И шагну на знакомый ишимский перрон однажды — в ленточках бескозырки и при золоте якоря на флотской пряжке. И найду домик под белым цветом сибирских дичков-ранеток. «Она вышла замуж», — скажет её сестра. — «Почему же?» — тяжело спрошу я. — «Так долго сейчас не ждут…»
Так долго?
«Спасибо, что ты была!» — это уже строчка из моего стихотворения, написанного в те дни.
И вот через годы… Лазурь Индии, желтый берег Бенгальского залива. Каменные дива. Каменные Будды. Храмы, вырубленные столетия назад трудолюбивыми искусными мастерами прямо в скалах. Каменный город — название сего места. Искушение в каждой сувенирной лавчонке. Цыганистые молодые торговки атакуют на улицах. «Рус, купи… Не карашо… Хитрай какой…» «Давай лучше сфотографирую!» — огорошиваю торговку. Растерянно улыбается… Вот наши ребята из экипажа теплохода стоят кружком возле уличного фокусника. Фокусы нехитрые, но забавные. Ловкость рук! Затем он демонстрирует схватку мангусты с коброй. Всё по правде. Только у кобры подпилен ядовитый зуб… Мы уже идем к автобусу, чтоб ехать на свое судно, разгружающееся у причала в большом порту Мадрасе. И тут я вижу её! Гибкая, пружинистая — даже под лохмотьями, обтекающими её фигурку, чувствуются точеные линии тела. Присела на камень в отдалении от праздной публики. Одна… Навожу объектив фотоаппарата. «Нельзя!» — останавливает меня многознающий об Индии товарищ мой, моряк. — «Почему же?» — повторяю я, как в давнее утро. — «Это неприкасаемая», — говорит товарищ.
Я поражаюсь его словам, хотя знаю, что в Индии существует такая каста — неприкасаемые. Автобус тронулся. Девушка все сидела на камне и, мне показалось, смотрела нам вслед. «Почему же так бывает на земле?» — застыло в горле горьким комом.
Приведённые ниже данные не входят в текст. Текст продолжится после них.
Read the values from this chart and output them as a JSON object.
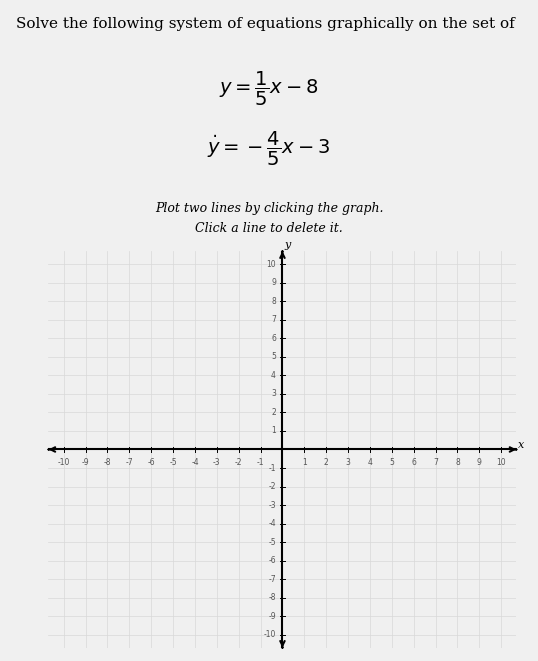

… Зной плывет над степью. Над полями, лесами, над моей родиной. Над Засохлинским островом, над Чащинским увалом, над Дворниковым болотом и дальше — над Васильевскими воротами, над одинокой старой березой возле Одышкинской дороги, над озёрами, над всем, что в недавних битвах отстояли наши мужики. Сибирские богатыри с простыми русскими фамилиями, что так привычны уже на моем маленьком веку, — Андреевы, Саломатовы, Киселевы, Каргаполовы, Пегановы, Семибратовы, Никитины, Корушины, Копытовы, Сорокины, Кудрявцевы, Сысолятины, Васильевы… Славные имена нашей округи. А фамилия-имя моего отца-фронтовика? И она тоже!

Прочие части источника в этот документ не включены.